>> Wednesday, September 29, 2010
Sometimes autism bites. To be a bit more precise, it tears. Or rips. Or shreds. Take your pick.
Monkey Boy has gone through more t-shirts than the health care bill has pages. I’m beginning to think keeping him clothed is going to cost about as much! I’ve lost count of how many garments have fallen prey to the unbridled fury of Monkey Boy’s meltdowns.
The Phineas and Ferb t-shirt, brand new for this school year. He wore it once before it bit the dust. It’s probably the best-looking rag on the block now.

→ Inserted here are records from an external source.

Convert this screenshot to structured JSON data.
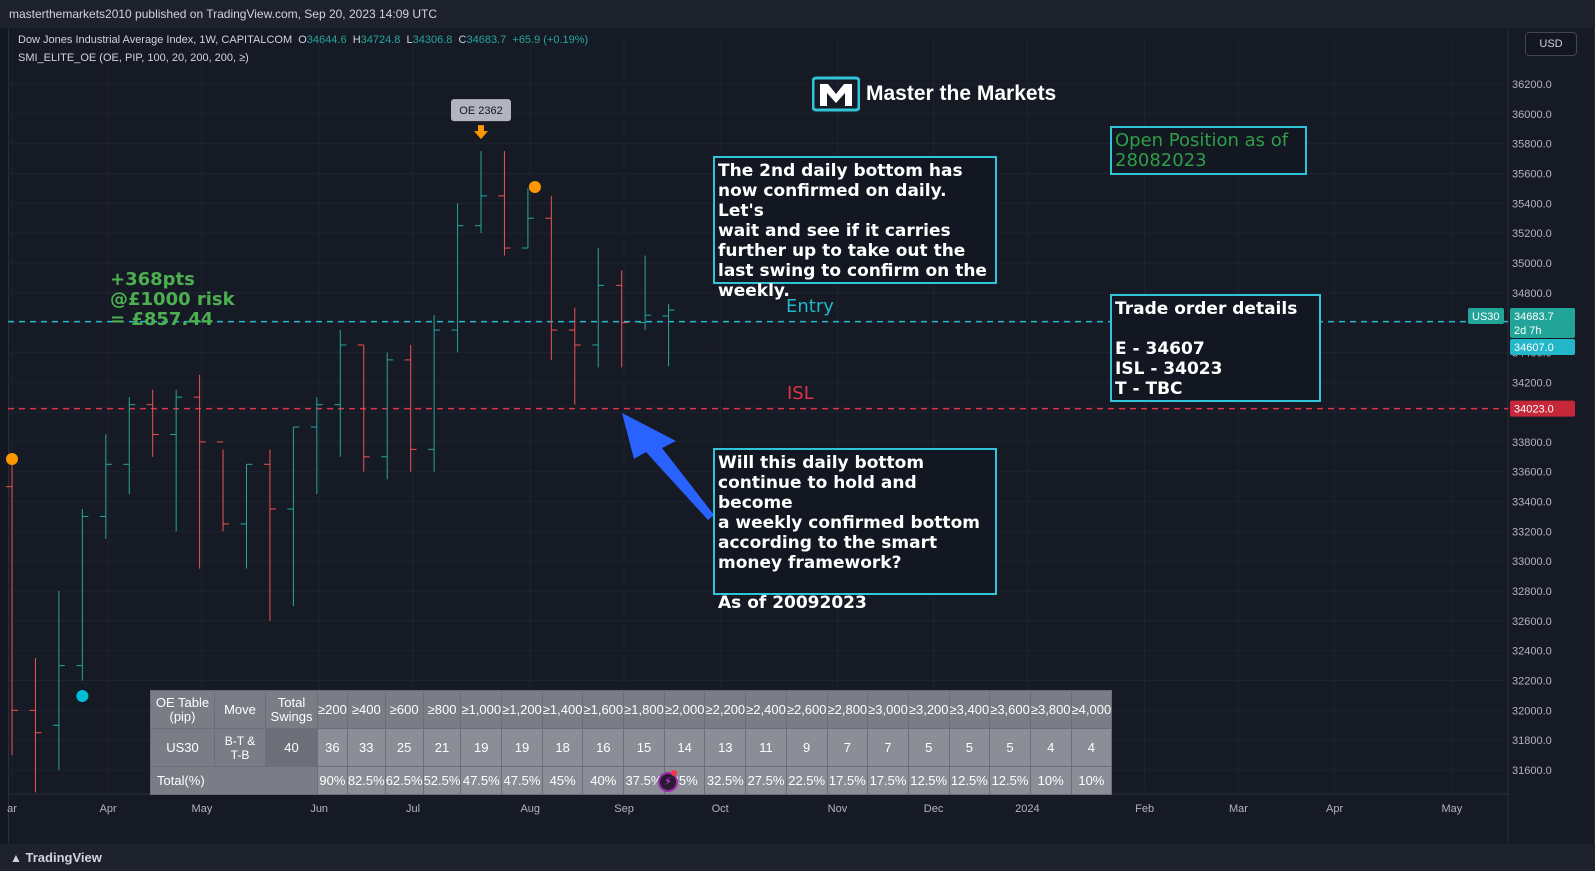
{
  "header": {
    "publish_info": "masterthemarkets2010 published on TradingView.com, Sep 20, 2023 14:09 UTC"
  },
  "legend": {
    "symbol": "Dow Jones Industrial Average Index, 1W, CAPITALCOM",
    "o_key": "O",
    "o": "34644.6",
    "h_key": "H",
    "h": "34724.8",
    "l_key": "L",
    "l": "34306.8",
    "c_key": "C",
    "c": "34683.7",
    "change": "+65.9 (+0.19%)",
    "indicator": "SMI_ELITE_OE (OE, PIP, 100, 20, 200, 200, ≥)"
  },
  "currency": "USD",
  "logo": {
    "text": "Master the Markets"
  },
  "annotations": {
    "pnl": "+368pts\n@£1000 risk\n= £857.44",
    "entry_label": "Entry",
    "isl_label": "ISL",
    "oe_marker": "OE 2362",
    "note_top": "The 2nd daily bottom has\nnow confirmed on daily. Let's\nwait and see if it carries\nfurther up to take out the\nlast swing to confirm on the\nweekly.",
    "note_bottom": "Will this daily bottom\ncontinue to hold and become\na weekly confirmed bottom\naccording to the smart\nmoney framework?\n\nAs of 20092023",
    "open_position": "Open Position as of\n28082023",
    "trade_details": "Trade order details\n\nE - 34607\nISL - 34023\nT - TBC"
  },
  "price_tags": {
    "symbol_tag": "US30",
    "last": "34683.7",
    "countdown": "2d 7h",
    "entry": "34607.0",
    "isl": "34023.0"
  },
  "colors": {
    "up": "#26a69a",
    "down": "#ef5350",
    "entry_line": "#22b8c9",
    "isl_line": "#e0334a",
    "box_border": "#2fc4d8",
    "pnl": "#4caf50",
    "open_pos_text": "#2e9e47",
    "arrow": "#2962ff",
    "orange": "#ff9800",
    "cyan_dot": "#00bcd4"
  },
  "chart_data": {
    "type": "candlestick",
    "title": "Dow Jones Industrial Average Index, 1W, CAPITALCOM",
    "xlabel": "",
    "ylabel": "",
    "y_ticks": [
      31600,
      31800,
      32000,
      32200,
      32400,
      32600,
      32800,
      33000,
      33200,
      33400,
      33600,
      33800,
      34000,
      34200,
      34400,
      34600,
      34800,
      35000,
      35200,
      35400,
      35600,
      35800,
      36000,
      36200
    ],
    "y_tick_labels": [
      "31600.0",
      "31800.0",
      "32000.0",
      "32200.0",
      "32400.0",
      "32600.0",
      "32800.0",
      "33000.0",
      "33200.0",
      "33400.0",
      "33600.0",
      "33800.0",
      "34000.0",
      "34200.0",
      "34400.0",
      "34600.0",
      "34800.0",
      "35000.0",
      "35200.0",
      "35400.0",
      "35600.0",
      "35800.0",
      "36000.0",
      "36200.0"
    ],
    "ylim": [
      31450,
      36300
    ],
    "x_labels": [
      "ar",
      "Apr",
      "May",
      "Jun",
      "Jul",
      "Aug",
      "Sep",
      "Oct",
      "Nov",
      "Dec",
      "2024",
      "Feb",
      "Mar",
      "Apr",
      "May"
    ],
    "x_label_weeks": [
      0,
      4.1,
      8.1,
      13.1,
      17.1,
      22.1,
      26.1,
      30.2,
      35.2,
      39.3,
      43.3,
      48.3,
      52.3,
      56.4,
      61.4
    ],
    "weeks": [
      {
        "w": 0,
        "o": 33500,
        "h": 33650,
        "l": 31700,
        "c": 32000
      },
      {
        "w": 1,
        "o": 32000,
        "h": 32350,
        "l": 31450,
        "c": 31850
      },
      {
        "w": 2,
        "o": 31900,
        "h": 32800,
        "l": 31600,
        "c": 32300
      },
      {
        "w": 3,
        "o": 32300,
        "h": 33350,
        "l": 32200,
        "c": 33300
      },
      {
        "w": 4,
        "o": 33300,
        "h": 33850,
        "l": 33150,
        "c": 33650
      },
      {
        "w": 5,
        "o": 33650,
        "h": 34100,
        "l": 33450,
        "c": 34050
      },
      {
        "w": 6,
        "o": 34050,
        "h": 34150,
        "l": 33700,
        "c": 33850
      },
      {
        "w": 7,
        "o": 33850,
        "h": 34150,
        "l": 33200,
        "c": 34100
      },
      {
        "w": 8,
        "o": 34100,
        "h": 34250,
        "l": 32950,
        "c": 33800
      },
      {
        "w": 9,
        "o": 33800,
        "h": 33750,
        "l": 33200,
        "c": 33250
      },
      {
        "w": 10,
        "o": 33250,
        "h": 33650,
        "l": 32950,
        "c": 33650
      },
      {
        "w": 11,
        "o": 33650,
        "h": 33750,
        "l": 32600,
        "c": 33350
      },
      {
        "w": 12,
        "o": 33350,
        "h": 33900,
        "l": 32700,
        "c": 33900
      },
      {
        "w": 13,
        "o": 33900,
        "h": 34100,
        "l": 33450,
        "c": 34050
      },
      {
        "w": 14,
        "o": 34050,
        "h": 34550,
        "l": 33700,
        "c": 34450
      },
      {
        "w": 15,
        "o": 34450,
        "h": 34450,
        "l": 33600,
        "c": 33700
      },
      {
        "w": 16,
        "o": 33700,
        "h": 34400,
        "l": 33550,
        "c": 34350
      },
      {
        "w": 17,
        "o": 34350,
        "h": 34450,
        "l": 33600,
        "c": 33750
      },
      {
        "w": 18,
        "o": 33750,
        "h": 34650,
        "l": 33600,
        "c": 34550
      },
      {
        "w": 19,
        "o": 34550,
        "h": 35400,
        "l": 34400,
        "c": 35250
      },
      {
        "w": 20,
        "o": 35250,
        "h": 35750,
        "l": 35200,
        "c": 35450
      },
      {
        "w": 21,
        "o": 35450,
        "h": 35750,
        "l": 35050,
        "c": 35100
      },
      {
        "w": 22,
        "o": 35100,
        "h": 35500,
        "l": 35100,
        "c": 35300
      },
      {
        "w": 23,
        "o": 35300,
        "h": 35450,
        "l": 34350,
        "c": 34550
      },
      {
        "w": 24,
        "o": 34550,
        "h": 34700,
        "l": 34050,
        "c": 34450
      },
      {
        "w": 25,
        "o": 34450,
        "h": 35100,
        "l": 34300,
        "c": 34850
      },
      {
        "w": 26,
        "o": 34850,
        "h": 34950,
        "l": 34300,
        "c": 34600
      },
      {
        "w": 27,
        "o": 34600,
        "h": 35050,
        "l": 34550,
        "c": 34650
      },
      {
        "w": 28,
        "o": 34644.6,
        "h": 34724.8,
        "l": 34306.8,
        "c": 34683.7
      }
    ],
    "entry_level": 34607,
    "isl_level": 34023,
    "oe_marker_week": 20,
    "orange_dot_weeks": [
      0,
      22.3
    ],
    "cyan_dot_week": 3,
    "ranges": {
      "oe_table_headers": [
        "OE Table (pip)",
        "Move",
        "Total Swings"
      ]
    }
  },
  "oe_table": {
    "header_first": "OE Table\n(pip)",
    "header_move": "Move",
    "header_total": "Total\nSwings",
    "thresholds": [
      "≥200",
      "≥400",
      "≥600",
      "≥800",
      "≥1,000",
      "≥1,200",
      "≥1,400",
      "≥1,600",
      "≥1,800",
      "≥2,000",
      "≥2,200",
      "≥2,400",
      "≥2,600",
      "≥2,800",
      "≥3,000",
      "≥3,200",
      "≥3,400",
      "≥3,600",
      "≥3,800",
      "≥4,000"
    ],
    "symbol": "US30",
    "move": "B-T &\nT-B",
    "total": "40",
    "counts": [
      "36",
      "33",
      "25",
      "21",
      "19",
      "19",
      "18",
      "16",
      "15",
      "14",
      "13",
      "11",
      "9",
      "7",
      "7",
      "5",
      "5",
      "5",
      "4",
      "4"
    ],
    "total_label": "Total(%)",
    "percents": [
      "90%",
      "82.5%",
      "62.5%",
      "52.5%",
      "47.5%",
      "47.5%",
      "45%",
      "40%",
      "37.5%",
      "35%",
      "32.5%",
      "27.5%",
      "22.5%",
      "17.5%",
      "17.5%",
      "12.5%",
      "12.5%",
      "12.5%",
      "10%",
      "10%"
    ]
  },
  "footer": {
    "brand": "TradingView"
  }
}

Exhibit B: The famed Animal t-shirt? No more. It came home from school yesterday with this big ol’ gash. So did the extra shirt packed in his backpack. (Ironically enough, that shirt said “I do all my own stunts.” Don’t say we didn’t give you warning.) He got off the bus wearing whatever shirt the school had on hand. It had a hole in it, too.
You’ve seen enough. No use going through the rest of the gruesome evidence.

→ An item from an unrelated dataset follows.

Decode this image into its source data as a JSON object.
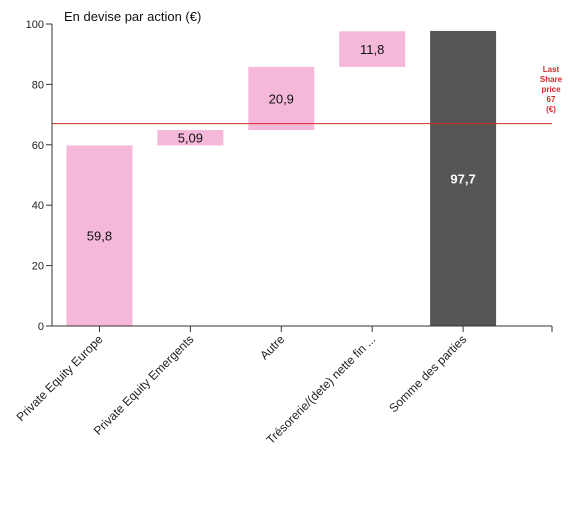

There has to be an upside to all this, right? They say when life gives you lemons, make lemonade. Well, when Monkey Boy gives you torn up tees, you can:
- Use the material to make drapes to match the comforter he gnawed a hole in.
- Add a little rubber cement, a warped vinyl LP, and a busted badminton racquet and display your work as modern art. (It will distract your visitors from the other work of art your little Picasso left on the kitchen wall.)
- Tear them into little shreds and line your hamster cage.
- Market them on cable TV as the world’s first shirts with built-in air conditioning.
- Start a fashion trend. The I-just-wrestled-with-a-lawnmower look could be all the rage this season.
- Get out a needle and thread and try to repair the damage. (Has it come to that?!)
Of course, I could always go the practical route. Shopping, anyone?